Ava ile hemen Richard'ın kalesinden çıkmıştık. Ben kanatlarımla o da kurt şekline bürünerek daha hızlı ulaşmıştık savaş alanına. En son geldiğimden daha beter haldeydi burası. Anlattığım şeylerin iki katına çıkması gibi.

  Gözlerim, Hunter'ı ve Richard'ı savaşırken görmüştü. İkisinin gözlerinde öfkeden, kinden, gücün verdiği hırstan, nefretten ve intikam duygusundan başka bir yoktu. Richard'ın birden öfkeyle bağırışı buraya kadar uğramıştı.
"Bu güç neden hâlâ bana ulaşmadı!" dedi öfkeyle. Kaşları çatılmıştı. Gözlerinin içi simsiyah oldu ve taşan siyahlık çatlaklar gibi yüzünde yayıldı. Ardından Ava öne çıktı ve emin sesle bağırdı.

"Sanırım engelleyenler oldu!" dediğinde ikisi şaşkınlıkla ona baktı. Richard, beni gördüğünde öfkeden kudurduğunu fark ettim. Hunter'ın ise bana çok anlamlı baktığını fark ettim. Bakışlarının derinliği tam isabet vurmuştu. Sevgiyi, kendindeki boşluğu ve çaresizliği o bakışlar bana çok iyi göstermişti. Gözler kalbin yansımasıydı, dedikleri doğruydu.

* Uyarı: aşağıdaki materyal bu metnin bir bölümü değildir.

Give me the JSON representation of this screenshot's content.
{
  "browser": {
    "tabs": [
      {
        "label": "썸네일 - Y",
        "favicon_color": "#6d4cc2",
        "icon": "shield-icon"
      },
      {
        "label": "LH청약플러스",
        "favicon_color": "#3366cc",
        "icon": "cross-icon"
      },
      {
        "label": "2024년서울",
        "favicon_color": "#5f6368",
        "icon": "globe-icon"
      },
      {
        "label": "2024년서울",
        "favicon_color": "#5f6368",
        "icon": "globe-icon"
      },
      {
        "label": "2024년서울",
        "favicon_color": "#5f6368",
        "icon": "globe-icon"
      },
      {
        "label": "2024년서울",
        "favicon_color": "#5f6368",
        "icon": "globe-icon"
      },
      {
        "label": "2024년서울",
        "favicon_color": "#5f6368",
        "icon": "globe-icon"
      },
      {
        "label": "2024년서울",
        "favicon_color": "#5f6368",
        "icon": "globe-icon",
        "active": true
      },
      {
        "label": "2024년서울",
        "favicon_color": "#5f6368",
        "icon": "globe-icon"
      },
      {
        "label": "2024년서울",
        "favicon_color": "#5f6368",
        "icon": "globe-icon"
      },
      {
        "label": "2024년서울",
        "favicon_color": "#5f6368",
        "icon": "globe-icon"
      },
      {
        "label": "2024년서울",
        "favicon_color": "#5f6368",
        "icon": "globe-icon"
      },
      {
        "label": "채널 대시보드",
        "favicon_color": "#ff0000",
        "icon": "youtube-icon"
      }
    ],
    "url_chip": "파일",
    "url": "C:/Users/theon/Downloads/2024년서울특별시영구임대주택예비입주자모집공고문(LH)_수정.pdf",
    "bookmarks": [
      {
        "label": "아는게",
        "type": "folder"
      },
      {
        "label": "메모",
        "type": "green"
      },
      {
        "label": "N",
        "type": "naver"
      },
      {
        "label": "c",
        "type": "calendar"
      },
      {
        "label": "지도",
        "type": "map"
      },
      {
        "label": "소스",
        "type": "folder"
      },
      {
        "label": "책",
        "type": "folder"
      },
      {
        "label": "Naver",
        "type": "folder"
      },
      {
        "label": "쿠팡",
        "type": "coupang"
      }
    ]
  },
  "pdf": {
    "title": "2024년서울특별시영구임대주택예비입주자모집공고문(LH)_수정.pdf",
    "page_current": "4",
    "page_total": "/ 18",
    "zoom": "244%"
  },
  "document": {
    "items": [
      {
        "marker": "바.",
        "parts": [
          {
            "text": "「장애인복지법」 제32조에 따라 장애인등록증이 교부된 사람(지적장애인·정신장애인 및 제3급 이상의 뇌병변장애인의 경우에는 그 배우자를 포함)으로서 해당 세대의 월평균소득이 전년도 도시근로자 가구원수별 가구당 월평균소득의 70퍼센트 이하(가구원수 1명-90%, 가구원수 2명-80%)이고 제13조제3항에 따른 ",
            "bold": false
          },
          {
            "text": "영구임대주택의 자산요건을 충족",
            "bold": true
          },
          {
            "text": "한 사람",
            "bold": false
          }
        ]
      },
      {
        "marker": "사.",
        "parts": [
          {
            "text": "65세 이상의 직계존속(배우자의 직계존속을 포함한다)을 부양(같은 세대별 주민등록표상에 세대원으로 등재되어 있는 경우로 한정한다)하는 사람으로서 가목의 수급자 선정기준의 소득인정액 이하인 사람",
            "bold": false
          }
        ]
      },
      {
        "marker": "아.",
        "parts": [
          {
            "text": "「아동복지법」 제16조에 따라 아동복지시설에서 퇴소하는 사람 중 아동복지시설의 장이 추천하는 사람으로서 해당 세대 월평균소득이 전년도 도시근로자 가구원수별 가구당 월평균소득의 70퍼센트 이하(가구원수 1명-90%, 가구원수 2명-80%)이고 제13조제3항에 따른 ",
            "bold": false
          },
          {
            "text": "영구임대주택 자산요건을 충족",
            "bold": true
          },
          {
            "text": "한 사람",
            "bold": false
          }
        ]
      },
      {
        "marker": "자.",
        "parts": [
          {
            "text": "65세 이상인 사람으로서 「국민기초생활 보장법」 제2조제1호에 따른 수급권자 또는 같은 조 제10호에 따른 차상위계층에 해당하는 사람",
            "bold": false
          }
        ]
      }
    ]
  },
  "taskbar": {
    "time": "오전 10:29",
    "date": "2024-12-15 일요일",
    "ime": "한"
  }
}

  Richard, Hunter'ın bu çaresiz hareketsizliğinden yararlandı ve onu elindeki asayla bir yana savurdu. Hunter güçlü kuvvetten dolayı gökyüzünde yıldızın kayması kadar hızlı savrularak duvara çarptı. Hemen Hunter'ın yanına doğru koşmaya başlarken Richard önüme engeller serdi. Yerden büyük bir taş duvar çıktı. Ama bu beni durdurmadı. Kanatlarımı kullandım fakat bu sefer havadan engeller sundu. Kuvvetli hortumlar çıkardı bir sürü. Hortumlar etrafımı sardı, giderek bana yaklaşıyorlardı. Burada sıkışıp kalacağımı hissettim fakat içimden bir güç yükselmeye başladı. Buz kadar soğuktu bu, ellerim karıncalanıyordu. Gözlerimden gelen gücü de hissettim ve dışarı çıkmayı bekleyen güç içimden bomba gibi patlayarak etrafımı esir almış hortumları yok etti. Richard bunu şaşkınlıkla karşıladı ama bu uzun sürmedi. Hemen üzerime uçmaya başladı. Düşüncelerimin arasına çeşit çeşit büyüler kazındı. Bunlardan biri portaldı ve kontrolsüzce ellerimden çıkan siyah dönemeçli hareketlere sahip olan portal üzerime doğru gelen Richard'ı içine aldı. Şokla baktığım sırada Richard'ın çok uzakta, portaldan atıldığını gördüm. Bunun üzerine buraya tekrar öfkeyle geliyordu. Savaşacaktım fakat o an gelen ses beni bunu yapmam için durdurdu.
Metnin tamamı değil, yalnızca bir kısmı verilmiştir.